Multiple cell and neuron types are essential for the assembly and function of complex nervous systems. Diverse neuron types develop distinct morphologies and functions during development. While morphology is the traditional way of identifying neuron types, a better understanding of how neuronal networks are assembled can now be achieved by relying on experimental and computational methods that analyse morphology, gene expression, and developmental trajectory and timing simultaneously. In this study, Wendy Xueyi Wang, PhD student at the University of Toronto and the Hospital for Sick Children Research Institute, presents a multimodal diversification map of the cerebellar molecular layer interneurons (MLIs), a heterogeneous inhibitory interneuron population that derives from a common progenitor population. This study provides new insight into the specialisation of neuron cells and their integration in functional networks.

Over 130 years ago, Santiago Ramón y Cajal took advantage of the intriguingly heterogeneous and accessible organization of the cerebellar MLIs to propose and substantiate the neuron doctrine, the concept that the nervous system is made of individual cells, or neurons, instead of being connected through continuity such as in the vascular system.  In homage to the original master, the researchers re-examined MLI diversity using genetic and computational methods of modern single-cell biology.

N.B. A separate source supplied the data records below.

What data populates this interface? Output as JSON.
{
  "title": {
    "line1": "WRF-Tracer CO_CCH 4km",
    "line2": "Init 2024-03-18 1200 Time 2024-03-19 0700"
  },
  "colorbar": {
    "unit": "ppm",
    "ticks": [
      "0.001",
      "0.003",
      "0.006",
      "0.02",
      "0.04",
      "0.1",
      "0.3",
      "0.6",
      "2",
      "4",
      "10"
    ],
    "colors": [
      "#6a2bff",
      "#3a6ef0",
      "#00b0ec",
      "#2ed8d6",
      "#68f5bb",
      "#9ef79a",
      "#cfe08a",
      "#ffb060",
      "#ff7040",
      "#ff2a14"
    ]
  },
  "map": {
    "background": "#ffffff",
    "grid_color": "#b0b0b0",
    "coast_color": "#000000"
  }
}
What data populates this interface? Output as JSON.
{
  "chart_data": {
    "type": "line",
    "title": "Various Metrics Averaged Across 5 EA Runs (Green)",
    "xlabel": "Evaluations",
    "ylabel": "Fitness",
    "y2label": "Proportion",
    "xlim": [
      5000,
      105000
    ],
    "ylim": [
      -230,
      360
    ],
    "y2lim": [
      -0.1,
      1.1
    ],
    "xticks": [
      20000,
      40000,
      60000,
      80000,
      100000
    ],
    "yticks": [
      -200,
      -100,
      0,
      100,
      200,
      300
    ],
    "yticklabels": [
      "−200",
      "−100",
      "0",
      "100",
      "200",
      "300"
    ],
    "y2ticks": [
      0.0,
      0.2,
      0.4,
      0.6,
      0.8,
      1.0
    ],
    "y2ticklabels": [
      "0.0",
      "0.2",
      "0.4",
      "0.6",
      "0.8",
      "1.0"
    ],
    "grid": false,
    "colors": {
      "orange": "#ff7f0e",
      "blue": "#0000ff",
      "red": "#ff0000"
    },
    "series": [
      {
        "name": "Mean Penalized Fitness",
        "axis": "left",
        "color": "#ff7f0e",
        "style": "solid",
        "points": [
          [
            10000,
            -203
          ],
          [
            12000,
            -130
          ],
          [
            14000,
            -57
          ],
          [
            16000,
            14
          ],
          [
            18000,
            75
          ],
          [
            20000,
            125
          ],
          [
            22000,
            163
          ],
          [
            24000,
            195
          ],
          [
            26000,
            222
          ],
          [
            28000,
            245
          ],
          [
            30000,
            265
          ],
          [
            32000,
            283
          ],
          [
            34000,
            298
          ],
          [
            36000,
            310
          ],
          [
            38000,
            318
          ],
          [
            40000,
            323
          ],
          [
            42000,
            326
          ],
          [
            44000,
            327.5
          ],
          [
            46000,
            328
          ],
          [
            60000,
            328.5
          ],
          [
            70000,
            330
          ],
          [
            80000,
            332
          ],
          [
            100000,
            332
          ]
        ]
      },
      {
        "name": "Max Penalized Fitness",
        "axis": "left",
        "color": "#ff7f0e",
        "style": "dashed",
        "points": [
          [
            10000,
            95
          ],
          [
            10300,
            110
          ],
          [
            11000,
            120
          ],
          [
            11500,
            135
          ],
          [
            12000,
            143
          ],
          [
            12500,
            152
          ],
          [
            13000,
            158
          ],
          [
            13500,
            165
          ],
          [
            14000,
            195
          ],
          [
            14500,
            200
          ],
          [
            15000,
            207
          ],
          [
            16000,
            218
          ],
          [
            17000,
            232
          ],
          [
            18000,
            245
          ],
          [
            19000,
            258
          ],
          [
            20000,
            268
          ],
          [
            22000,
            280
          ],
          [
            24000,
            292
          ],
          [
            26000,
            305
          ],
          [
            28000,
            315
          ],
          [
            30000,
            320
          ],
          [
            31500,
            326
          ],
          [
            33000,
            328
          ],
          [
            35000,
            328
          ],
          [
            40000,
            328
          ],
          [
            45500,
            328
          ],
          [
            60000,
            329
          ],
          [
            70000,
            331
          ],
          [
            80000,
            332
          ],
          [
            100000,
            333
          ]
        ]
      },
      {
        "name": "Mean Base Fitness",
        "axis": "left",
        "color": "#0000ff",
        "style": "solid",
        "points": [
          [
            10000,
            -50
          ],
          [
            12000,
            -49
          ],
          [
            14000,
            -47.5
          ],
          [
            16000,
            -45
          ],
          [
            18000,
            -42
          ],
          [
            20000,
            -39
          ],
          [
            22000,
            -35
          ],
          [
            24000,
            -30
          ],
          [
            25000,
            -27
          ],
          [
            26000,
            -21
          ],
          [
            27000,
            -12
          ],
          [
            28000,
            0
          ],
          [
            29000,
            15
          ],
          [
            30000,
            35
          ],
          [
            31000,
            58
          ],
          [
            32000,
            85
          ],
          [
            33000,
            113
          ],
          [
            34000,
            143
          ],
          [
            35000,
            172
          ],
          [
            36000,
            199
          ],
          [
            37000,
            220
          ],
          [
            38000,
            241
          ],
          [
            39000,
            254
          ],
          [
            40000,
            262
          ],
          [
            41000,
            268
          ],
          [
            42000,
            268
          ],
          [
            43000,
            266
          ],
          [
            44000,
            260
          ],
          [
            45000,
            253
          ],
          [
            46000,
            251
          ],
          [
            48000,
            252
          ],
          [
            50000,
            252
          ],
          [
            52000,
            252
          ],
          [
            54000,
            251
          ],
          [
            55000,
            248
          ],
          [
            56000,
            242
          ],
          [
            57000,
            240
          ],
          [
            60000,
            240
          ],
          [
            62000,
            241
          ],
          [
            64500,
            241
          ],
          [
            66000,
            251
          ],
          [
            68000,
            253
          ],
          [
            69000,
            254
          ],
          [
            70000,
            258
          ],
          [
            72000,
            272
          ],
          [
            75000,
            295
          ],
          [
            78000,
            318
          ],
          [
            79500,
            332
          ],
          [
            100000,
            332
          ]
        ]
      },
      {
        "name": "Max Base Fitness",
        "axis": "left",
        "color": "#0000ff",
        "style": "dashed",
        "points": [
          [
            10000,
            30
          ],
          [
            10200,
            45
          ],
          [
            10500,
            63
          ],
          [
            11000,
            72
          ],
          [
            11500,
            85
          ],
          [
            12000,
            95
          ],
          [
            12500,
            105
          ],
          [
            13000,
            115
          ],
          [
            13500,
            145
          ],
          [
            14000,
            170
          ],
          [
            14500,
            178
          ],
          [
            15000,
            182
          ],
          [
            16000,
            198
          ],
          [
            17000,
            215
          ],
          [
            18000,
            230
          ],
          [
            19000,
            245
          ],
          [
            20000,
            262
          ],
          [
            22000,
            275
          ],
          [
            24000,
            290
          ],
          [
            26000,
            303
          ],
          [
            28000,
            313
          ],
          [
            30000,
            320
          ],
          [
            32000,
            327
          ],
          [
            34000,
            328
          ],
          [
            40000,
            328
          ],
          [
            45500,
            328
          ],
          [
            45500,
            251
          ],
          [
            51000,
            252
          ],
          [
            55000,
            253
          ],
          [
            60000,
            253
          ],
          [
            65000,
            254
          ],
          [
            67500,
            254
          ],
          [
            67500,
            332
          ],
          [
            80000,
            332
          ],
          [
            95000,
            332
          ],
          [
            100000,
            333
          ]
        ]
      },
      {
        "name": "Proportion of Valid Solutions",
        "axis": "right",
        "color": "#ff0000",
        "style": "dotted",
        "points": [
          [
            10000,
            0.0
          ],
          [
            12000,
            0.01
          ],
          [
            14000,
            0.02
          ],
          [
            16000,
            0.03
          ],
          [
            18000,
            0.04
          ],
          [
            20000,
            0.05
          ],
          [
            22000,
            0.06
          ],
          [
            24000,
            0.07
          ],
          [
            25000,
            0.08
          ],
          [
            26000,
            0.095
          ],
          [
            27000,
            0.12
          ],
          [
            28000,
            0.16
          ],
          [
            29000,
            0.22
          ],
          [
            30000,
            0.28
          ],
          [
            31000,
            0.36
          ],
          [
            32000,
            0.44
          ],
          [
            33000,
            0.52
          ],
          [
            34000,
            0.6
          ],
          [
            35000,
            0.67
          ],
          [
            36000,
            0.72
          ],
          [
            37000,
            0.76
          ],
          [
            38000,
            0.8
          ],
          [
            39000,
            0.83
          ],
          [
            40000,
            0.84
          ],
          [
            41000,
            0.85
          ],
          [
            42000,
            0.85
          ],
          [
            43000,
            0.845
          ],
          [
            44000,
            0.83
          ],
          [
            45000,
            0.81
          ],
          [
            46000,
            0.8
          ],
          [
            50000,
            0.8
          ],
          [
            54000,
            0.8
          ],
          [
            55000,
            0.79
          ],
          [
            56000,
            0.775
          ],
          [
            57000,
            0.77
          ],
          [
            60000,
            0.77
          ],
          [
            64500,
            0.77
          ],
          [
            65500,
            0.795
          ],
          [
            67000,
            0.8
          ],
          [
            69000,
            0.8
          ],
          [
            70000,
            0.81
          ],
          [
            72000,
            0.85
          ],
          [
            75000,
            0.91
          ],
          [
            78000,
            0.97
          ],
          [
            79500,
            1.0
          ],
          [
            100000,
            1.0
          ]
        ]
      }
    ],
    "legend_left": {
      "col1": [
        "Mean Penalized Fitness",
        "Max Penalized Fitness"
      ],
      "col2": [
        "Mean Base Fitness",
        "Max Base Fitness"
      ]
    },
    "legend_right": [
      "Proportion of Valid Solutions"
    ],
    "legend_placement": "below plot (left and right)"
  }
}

In the cerebellum, molecular layer interneurons (MLIs) can be broadly qualified, based on their morphology as basket cells (so named as they contain cellular structures which resemble baskets) or stellate cells (with a more star like shape). As many intermediate forms exist, it was unknown whether the two populations represented truly distinct cell types. Using a combination of genetic, histological and computational methods, the researchers defined the diversity of mature MLIs based on morphology and gene expression. These analyses reveal examples of both discrete and continuous heterogeneity for each criteria. Interestingly, they did not find direct correlation between MLI morphological and transcriptional identities – that is, neurons with similar shapes did not necessarily express the same genes. Instead, they identified, for the first time, an example cell-type displaying graded transitions in gene expression between morphologically discrete neurons, as well as graded transitions in neuronal morphology within transcriptionally discrete neurons. This demonstrates that neither morphology nor gene expression alone can be used to fully annotate interneuron diversity. Through a novel application of pseudotime trajectory inference to neuronal morphology, they further defined the early emergence of discrete MLI morphological types, days prior to upregulation of subtype-specific expression of marker genes. Altogether, these studies present a multimodal map of MLI diversification and offer a framework that is broadly applicable for defining the developmental trajectory of interneuron populations.

Understanding how diverse neurons are assembled into circuits requires a framework for describing cell-types and their developmental trajectories. Studies at maturity have shown that multimodal approaches are needed to delineate the repertoire of neuronal cell-type diversity. However, similar methods have not been extended to interrogate the steps by which neuronal progenitors are programmed to acquire their adult forms and functions.

About Wendy Xueyi Wang

In this two-author publication which encapsulates the majority of her PhD research in the laboratory of Dr. Julie Lefebvre at the Hospital for Sick Children, Wendy Xueyi Wang conducted 100% of the experiments and analyses. Initiation of the project idea and writing of the manuscript was performed in collaboration with her advisor and last author, Dr. Julie Lefebvre. Dr. Wang is now a postdoctoral fellow at the Broad Institute of MIT and Harvard, and Harvard University.

 

Funding sources

This work was supported by an Ontario Graduate scholarship to Wendy Xueyi Wang, as well as funding from a Sloan Fellowship in Neuroscience, NSERC discovery grant, and CIHR project grant to Dr. Julie Lefebvre.